Commentary

How A Faith-Based Dating Platform Lost, Then Regained Its Faith - In Data

As director of revenue marketing at Spark Networks, the parent of faith-based dating and content platforms such as ChristianMingle and JDate, Allyson Lutz is an expert on both data and dating. During a keynote presentation at the Email Marketing Summit on Amelia Island, FL, this morning, she pointed out that more Christian and Jewish marriages were the result of Sparks dating sites than all other dating sites combined.

So how does this relate to email marketing? Because the No. 1 way Sparks’ sites keep their members informed is via email, including daily updates on members’ “daily matches.”

It’s also how Sparks keeps its members coming back for its own consecutive dates, you know, membership renewals.

The Sparks dating sites are free for anyone to peruse, but only paying subscribers can use it to actually connect with other members, and they offer those subscriptions in increments of one-month, three-months and six-months. Not surprisingly, one of the main focuses of Lutz’s revenue marketing is getting members to renew those subscriptions and her No. 1 tool is an outbound email to them.

Making sure the right message gets to the right member at the right time is all a function of Sparks email marketing databases, and 18-year-old company has been going through some data growing pains vis a vis the accumulation of multiple subscriber lists via acquisitions.

In an effort to become more integrated, she said Sparks went through the process of sourcing a new email marketing platform and began taking steps to integrate its existing databases in order to have a more complete picture of its customers.

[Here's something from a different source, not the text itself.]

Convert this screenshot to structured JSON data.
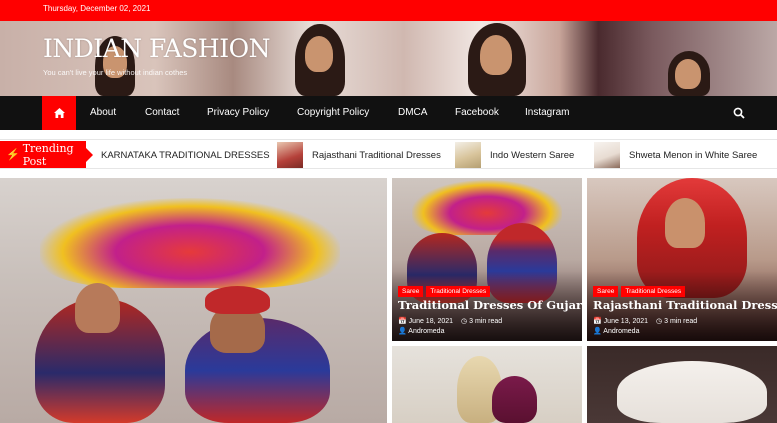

The process hasn’t been perfect, she said, noting that, “ultimately, we ended up with a lot of temporary patches that ended up being permanent.”

The result was inconsistencies that led to a “lack of faith in our customer data,” she said, telling summit attendees, “We realized we were going to need to rebuild from the ground up.”

Ultimately, she said the company moved to an API -- or an applications protocol interface -- that sat on top of its disparate member databases so that “data attributed could be transferred across databases.”